There are two main areas: mobile and authorization. We’re seeing more information used and insecurely transferred to mobile devices. A lot of employees are going out of company policy and using software like Dropbox and Google Drive and companies that specialize in cloud storage. Employees are taking sensitive information for their own use and often authorized use and sending it to somewhere not under control of the company so they can access it on their own smartphones and tablets on their own time.
On the authorization side, we’re talking about passwords. The vast majority of organizations still rely on just the password in order to log into the systems. At most companies, the theft of the password will unlock all of their information. If I’m able to gain access to your password, I now have access to everything you do.
Are there any situations that are more risky than others in data transfers?

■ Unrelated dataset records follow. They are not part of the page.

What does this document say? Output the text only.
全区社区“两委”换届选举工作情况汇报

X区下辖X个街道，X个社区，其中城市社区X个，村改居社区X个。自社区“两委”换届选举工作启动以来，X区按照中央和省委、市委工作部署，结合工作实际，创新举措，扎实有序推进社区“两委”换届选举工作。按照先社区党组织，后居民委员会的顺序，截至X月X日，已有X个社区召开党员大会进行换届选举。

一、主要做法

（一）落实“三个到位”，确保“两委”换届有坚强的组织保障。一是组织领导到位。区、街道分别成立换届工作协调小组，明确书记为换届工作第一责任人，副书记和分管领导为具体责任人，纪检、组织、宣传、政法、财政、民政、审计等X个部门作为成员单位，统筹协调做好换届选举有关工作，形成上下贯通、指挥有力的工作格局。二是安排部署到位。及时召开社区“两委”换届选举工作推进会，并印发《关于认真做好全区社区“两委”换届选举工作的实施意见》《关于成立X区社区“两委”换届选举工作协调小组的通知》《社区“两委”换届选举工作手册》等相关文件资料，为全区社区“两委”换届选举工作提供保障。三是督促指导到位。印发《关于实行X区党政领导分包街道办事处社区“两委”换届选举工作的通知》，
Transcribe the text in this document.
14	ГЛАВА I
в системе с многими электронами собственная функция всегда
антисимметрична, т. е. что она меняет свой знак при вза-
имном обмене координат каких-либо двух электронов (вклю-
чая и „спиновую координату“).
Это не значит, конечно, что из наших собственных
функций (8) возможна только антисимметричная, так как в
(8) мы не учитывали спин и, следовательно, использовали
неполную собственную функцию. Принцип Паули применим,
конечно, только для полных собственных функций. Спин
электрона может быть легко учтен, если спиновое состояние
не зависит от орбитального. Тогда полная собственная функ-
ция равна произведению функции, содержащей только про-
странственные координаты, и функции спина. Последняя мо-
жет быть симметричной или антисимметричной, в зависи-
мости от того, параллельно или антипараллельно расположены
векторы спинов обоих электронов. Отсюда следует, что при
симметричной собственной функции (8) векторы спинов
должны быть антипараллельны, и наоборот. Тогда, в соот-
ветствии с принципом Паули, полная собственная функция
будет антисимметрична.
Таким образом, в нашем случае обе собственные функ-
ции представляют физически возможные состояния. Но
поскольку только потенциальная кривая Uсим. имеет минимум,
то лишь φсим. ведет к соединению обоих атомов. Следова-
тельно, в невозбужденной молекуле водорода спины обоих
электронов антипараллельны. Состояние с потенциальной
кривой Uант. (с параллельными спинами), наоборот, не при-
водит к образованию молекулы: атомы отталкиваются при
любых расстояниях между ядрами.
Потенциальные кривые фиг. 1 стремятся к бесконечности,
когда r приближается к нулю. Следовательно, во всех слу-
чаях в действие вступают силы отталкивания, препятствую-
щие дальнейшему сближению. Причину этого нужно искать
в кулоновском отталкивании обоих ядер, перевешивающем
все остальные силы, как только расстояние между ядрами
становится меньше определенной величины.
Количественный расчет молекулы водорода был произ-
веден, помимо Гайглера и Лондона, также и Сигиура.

We’re hearing a lot right now about organizations being tricked into wiring money to other criminals. It is one of the least technically complicated attacks I’ve ever seen. We’re usually worrying about viruses and ransomware when we are researching threats, but we’re seeing more and more that criminals are using weak processes at companies to convince the CEO or CFO to authorize a wire transfer overseas because the procedures aren’t in place to validate authenticity. It goes back to that idea of I can gain the password of the person in the company who sends wire transfers, then I can log into the email as that person and send a message to the people in charge of finance and say “I need to make a change. Instead of sending the $100,000 to Acme Company, I need you to switch account numbers.” There’s no malware or data theft involved, just basic attacks taking advantage of computers and employees. There are a lot more social aspects coming into play in attacks.
Are there different security considerations for different types of data?

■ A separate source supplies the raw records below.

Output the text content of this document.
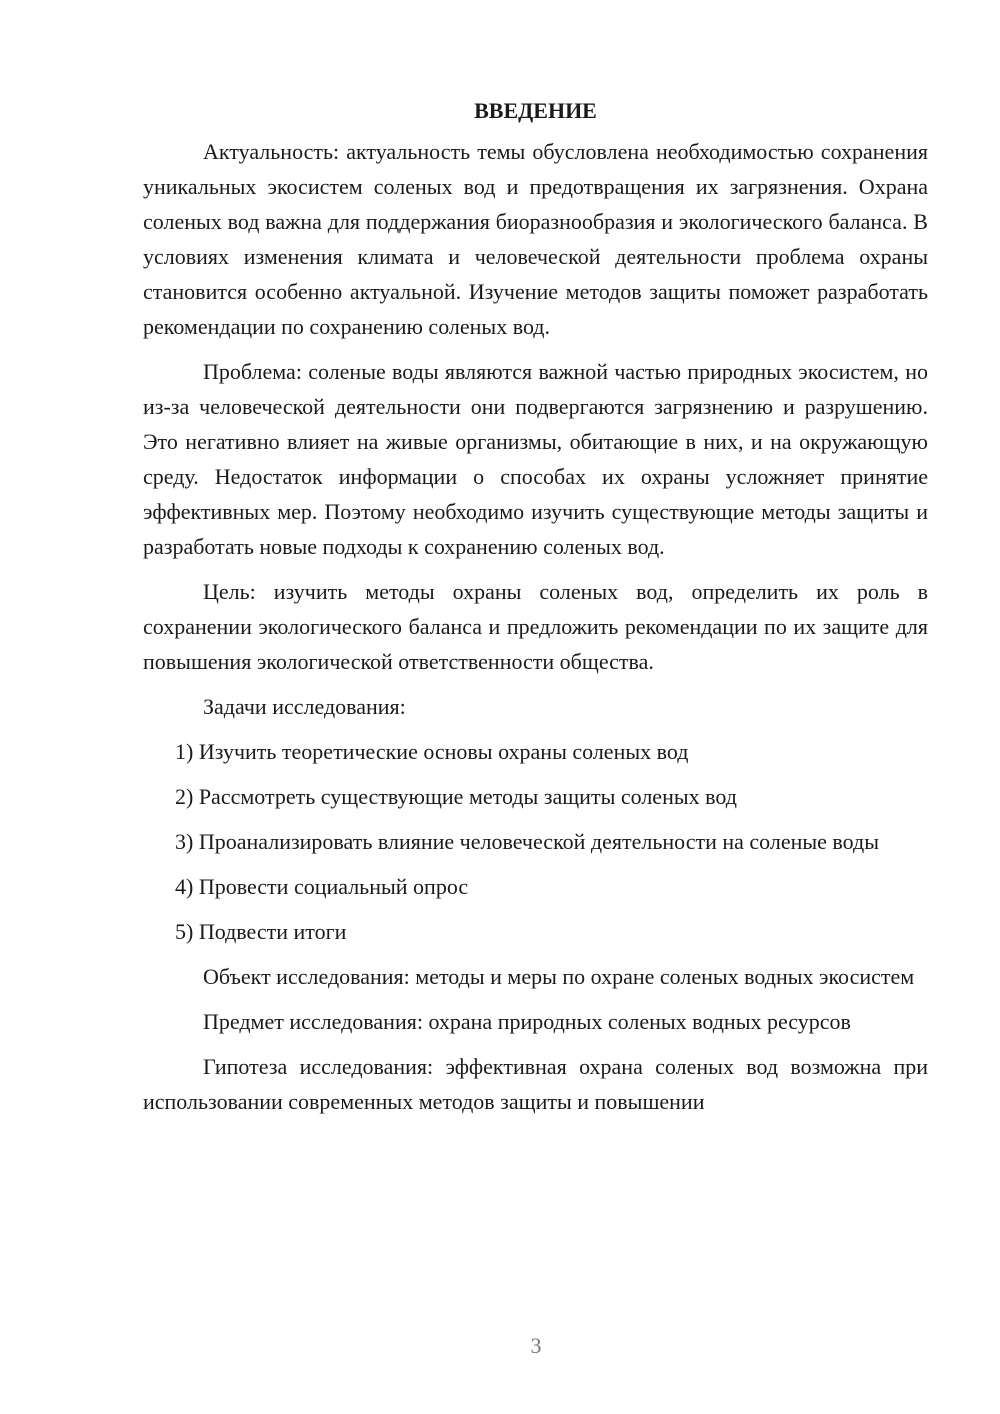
ВВЕДЕНИЕ

Актуальность: актуальность темы обусловлена необходимостью сохранения уникальных экосистем соленых вод и предотвращения их загрязнения. Охрана соленых вод важна для поддержания биоразнообразия и экологического баланса. В условиях изменения климата и человеческой деятельности проблема охраны становится особенно актуальной. Изучение методов защиты поможет разработать рекомендации по сохранению соленых вод.

Проблема: соленые воды являются важной частью природных экосистем, но из-за человеческой деятельности они подвергаются загрязнению и разрушению. Это негативно влияет на живые организмы, обитающие в них, и на окружающую среду. Недостаток информации о способах их охраны усложняет принятие эффективных мер. Поэтому необходимо изучить существующие методы защиты и разработать новые подходы к сохранению соленых вод.

Цель: изучить методы охраны соленых вод, определить их роль в сохранении экологического баланса и предложить рекомендации по их защите для повышения экологической ответственности общества.

Задачи исследования:

1) Изучить теоретические основы охраны соленых вод

2) Рассмотреть существующие методы защиты соленых вод

3) Проанализировать влияние человеческой деятельности на соленые воды

4) Провести социальный опрос

5) Подвести итоги

Объект исследования: методы и меры по охране соленых водных экосистем

Предмет исследования: охрана природных соленых водных ресурсов

Гипотеза исследования: эффективная охрана соленых вод возможна при использовании современных методов защиты и повышении

3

Every organization will have different ideas of what information is most sensitive. Financial information will always be in that top bucket because, obviously, money means a lot to all of us and none of us can operate our organizations without access to those assets. But there are other things that are equally important, depending on the organization. Companies have to recognize that they aren’t going to be able to protect all of the information all of the time, so you have to prioritize which information we apply the strictest requirements to, which information is middle ground, and which information won’t cause much damage if something happens to it. One of the big mistakes many companies make is making everything ubiquitous all the time when they have a limited budget. Then you are running too thin and not doing enough where it is truly important.
What steps should be taken to better protect that data during transfers? Are there additional tips for those situations with added risks?

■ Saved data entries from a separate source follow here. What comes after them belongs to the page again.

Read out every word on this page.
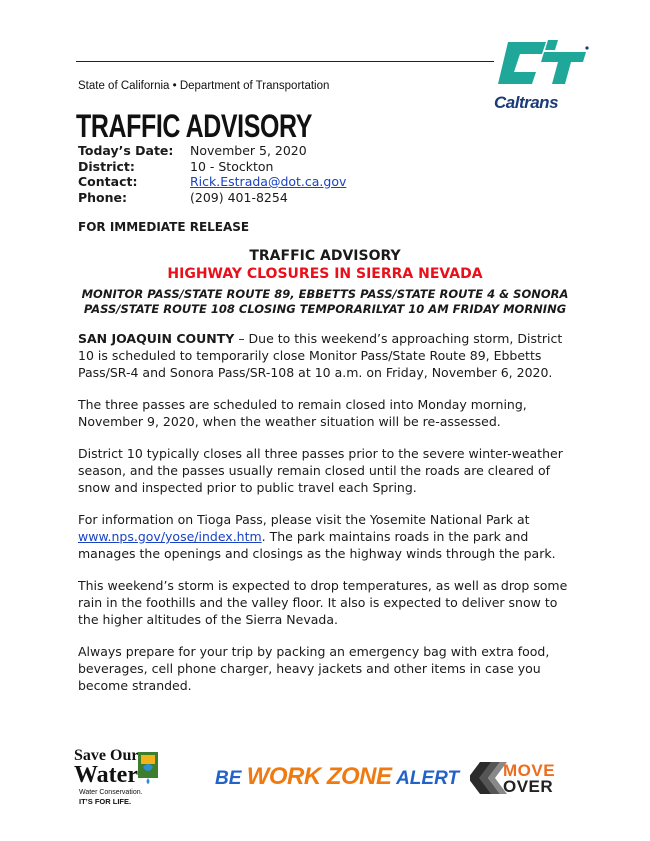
State of California • Department of Transportation
Caltrans
TRAFFIC ADVISORY
Today’s Date:	November 5, 2020
District:	10 - Stockton
Contact:	Rick.Estrada@dot.ca.gov
Phone:	(209) 401-8254
FOR IMMEDIATE RELEASE
TRAFFIC ADVISORY
HIGHWAY CLOSURES IN SIERRA NEVADA
MONITOR PASS/STATE ROUTE 89, EBBETTS PASS/STATE ROUTE 4 & SONORA
PASS/STATE ROUTE 108 CLOSING TEMPORARILYAT 10 AM FRIDAY MORNING
SAN JOAQUIN COUNTY – Due to this weekend’s approaching storm, District 10 is scheduled to temporarily close Monitor Pass/State Route 89, Ebbetts Pass/SR-4 and Sonora Pass/SR-108 at 10 a.m. on Friday, November 6, 2020.
The three passes are scheduled to remain closed into Monday morning, November 9, 2020, when the weather situation will be re-assessed.
District 10 typically closes all three passes prior to the severe winter-weather season, and the passes usually remain closed until the roads are cleared of snow and inspected prior to public travel each Spring.
For information on Tioga Pass, please visit the Yosemite National Park at www.nps.gov/yose/index.htm. The park maintains roads in the park and manages the openings and closings as the highway winds through the park.
This weekend’s storm is expected to drop temperatures, as well as drop some rain in the foothills and the valley floor. It also is expected to deliver snow to the higher altitudes of the Sierra Nevada.
Always prepare for your trip by packing an emergency bag with extra food, beverages, cell phone charger, heavy jackets and other items in case you become stranded.
Save Our
Water
Water Conservation.
IT’S FOR LIFE.
BE WORK ZONE ALERT	MOVE
OVER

Encryption and authentication are the focus points. We know that encryption works, thanks to the Apple and FBI case. If there was a secret way to get access to the information, we wouldn’t have government and companies battling over whether we use it. That tells me that if we use encryption, my data is safe.
Then, once we take steps to protect all that information, we need to make sure people accessing it are doing so in an authorized way.
What technologies and policies should be in place to better protect data transfers?
Sometimes it isn’t about protection, but about awareness. As we discussed earlier, a lot of these disclosures are accidental. Sometimes it helps to add authorization, an extra set of eyes to make sure it isn’t sent to the wrong place.
I think encryption is the only effective way we have of stopping people from accessing information they aren’t authorized to access.
Most companies still have ideas of inside versus outside. There are computers and networks inside the company and the scary internet or the mobile phone or the WiFi at the café are on the outside. The information on the outside is at risk while the information on the inside is safe. That’s why we see so many data breaches. The criminals simply come to the inside and take everything because on the inside, it isn’t protected. That’s our challenge, protecting that information no matter where it resides.